A Day in the Life of a PhD Candidate: Balancing Dissertations, Work, and Actually Living

Karen Azucena Alfaro, PhD Social Policy and Management'26

April 07, 2026

Karen Alfaro, PhD studentPeople often picture PhD life as endless hours spent alone in a dim library, fueled by caffeine and stress. While there are certainly days that feel that way, the reality of this stage of doctoral life has become something much more human, less about isolated moments of productivity and more about learning how an entire life must move around the work.

Most mornings begin before I open my laptop because I’ve learned that if I go straight into reading, writing, or data analysis, I carry a kind of mental fog with me throughout the day. Instead, I begin by reading the verse of the day. I also like to listen to a morning YouTube channel that helps me ease into the day as I prepare myself for movement, whether that’s the gym, Pilates, or, always, a walk outside with my dog, Honey. That ritual has become the quiet transition between waking up and fully arriving in my work. It clears my mind, grounds me in my body, and reminds me that taking care of myself is not separate from the research; it is part of what allows me to do it well.

From there, the day takes shape around the balancing act that defines this phase of doctoral life. One of the biggest shifts of the dissertation stage is the absence of built-in structure. The class schedules, deadlines, and steady rhythm of coursework have faded, replaced by a kind of freedom that is both empowering and demanding. Because I also work part-time outside of my doctoral program, each day becomes an exercise in deciding what needs my attention most and how to move between those responsibilities with intention.
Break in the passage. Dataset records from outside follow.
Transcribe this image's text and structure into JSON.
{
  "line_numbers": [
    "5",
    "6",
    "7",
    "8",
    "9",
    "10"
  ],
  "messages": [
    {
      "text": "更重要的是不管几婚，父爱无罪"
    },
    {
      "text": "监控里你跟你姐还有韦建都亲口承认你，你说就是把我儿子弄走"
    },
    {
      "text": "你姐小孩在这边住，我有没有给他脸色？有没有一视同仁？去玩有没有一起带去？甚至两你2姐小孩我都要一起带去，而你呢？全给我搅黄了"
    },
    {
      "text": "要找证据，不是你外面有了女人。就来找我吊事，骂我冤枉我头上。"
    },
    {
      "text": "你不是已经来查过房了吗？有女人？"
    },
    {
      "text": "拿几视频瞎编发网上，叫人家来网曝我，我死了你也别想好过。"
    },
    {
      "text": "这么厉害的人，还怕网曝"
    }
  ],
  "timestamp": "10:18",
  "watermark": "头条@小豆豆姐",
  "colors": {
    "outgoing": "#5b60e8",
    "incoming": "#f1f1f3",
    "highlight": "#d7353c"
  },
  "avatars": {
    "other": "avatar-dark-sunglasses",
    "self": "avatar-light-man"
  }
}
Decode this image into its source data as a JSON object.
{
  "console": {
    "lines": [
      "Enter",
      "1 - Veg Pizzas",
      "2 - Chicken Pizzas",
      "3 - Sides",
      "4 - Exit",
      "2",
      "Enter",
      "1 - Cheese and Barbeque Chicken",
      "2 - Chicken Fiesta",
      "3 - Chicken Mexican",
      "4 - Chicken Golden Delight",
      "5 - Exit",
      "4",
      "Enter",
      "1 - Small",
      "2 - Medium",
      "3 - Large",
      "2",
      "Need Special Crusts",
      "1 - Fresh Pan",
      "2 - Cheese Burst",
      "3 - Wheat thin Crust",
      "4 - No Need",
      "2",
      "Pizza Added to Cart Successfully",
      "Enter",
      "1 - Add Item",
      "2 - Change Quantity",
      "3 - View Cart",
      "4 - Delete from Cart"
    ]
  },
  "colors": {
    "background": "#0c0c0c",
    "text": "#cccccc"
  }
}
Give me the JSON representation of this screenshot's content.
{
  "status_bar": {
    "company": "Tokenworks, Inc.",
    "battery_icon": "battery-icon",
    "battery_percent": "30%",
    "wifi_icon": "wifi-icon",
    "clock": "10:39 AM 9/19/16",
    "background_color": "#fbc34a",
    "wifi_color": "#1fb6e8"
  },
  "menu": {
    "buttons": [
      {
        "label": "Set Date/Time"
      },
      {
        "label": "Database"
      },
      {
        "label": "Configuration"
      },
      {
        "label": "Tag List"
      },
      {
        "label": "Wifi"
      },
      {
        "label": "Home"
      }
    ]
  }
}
What has surprised me most is how much of this stage is really about learning to trust myself. Without the external structure of classes, every hour has to be chosen deliberately. Some parts of the day belong to my professional work, while others are carefully protected for the dissertation. However, there are some days where I just need to be and have a day with nothing planned and just let the day flow. Over time, I’ve had to become more honest about my energy, more realistic about what focus looks like, and more willing to let progress be steady rather than perfect.

By the time I settle into dissertation work, the pace of the day shifts into the quieter, less visible kind of progress that often matters most. Some days look like writing pages that finally bring an idea into focus. Other days it means reading, analyzing, revisiting notes, or sitting with a question long enough for something meaningful to emerge. A unique part of my own process is that my research recruitment relies heavily on social media and community connections, which means the work does not stay confined to academic documents. Showing up online, creating content, and building authentic trust in digital spaces has become woven into the scholarship itself.

At first, that part of the process challenged my perfectionism because I wanted everything to feel polished before sharing it. But this work has taught me that momentum often comes from authenticity, not perfection, and that people connect far more deeply with what feels real. I’ve also come to realize that while my mind may think it can do all the things, my body gives me clear signs of when it needs me to pause and rest. If I am always on the go and constantly agreeing to things, I may not deliver the best outcome, which ultimately does not benefit the people it is intended for—or myself. Because of that, nervous system regulation has become a top priority throughout the day, not just something reserved for a morning or nighttime ritual.

As the day winds down, what grounds me most is returning to the parts of life that exist beyond the degree. Time with my brother, who is my only family nearby, dinners with friends, phone calls, or even the simplicity of sharing a show together all remind me that the dissertation is only one part of a much larger life. These moments are not interruptions to the work; they are what make the work sustainable.

The further I’ve moved into the program, the more I’ve realized how quiet this phase can
become. Dissertation life can be deeply isolating, and connection no longer happens
automatically the way it once did in coursework or shared academic spaces. It must be chosen, protected, and treated as essential. At the same time, I’ve also learned to appreciate solitude. Spending time alone gives me space to focus on hobbies, whether they are related to PhD life or completely separate from it, and to reflect on how far I’ve come.

More than anything, this stage has taught me that doctoral life is not really about mastering time management alone. It is about learning how to build a rhythm that can hold ambition, discipline, work, wellness, and relationships without losing yourself in the process. Some days that rhythm feels effortless, and other days some things fall out of sync by noon. Both are part of what this journey really looks like.

For anyone considering a PhD, I think it’s important to understand that this stage is not always linear, easy, or polished. What it asks of you is deeper than academic skill. It asks you to become someone capable of building a life sturdy enough to carry uncertainty, purpose, and joy all at once. The research matters, of course. But so does the person you become while learning how to carry it.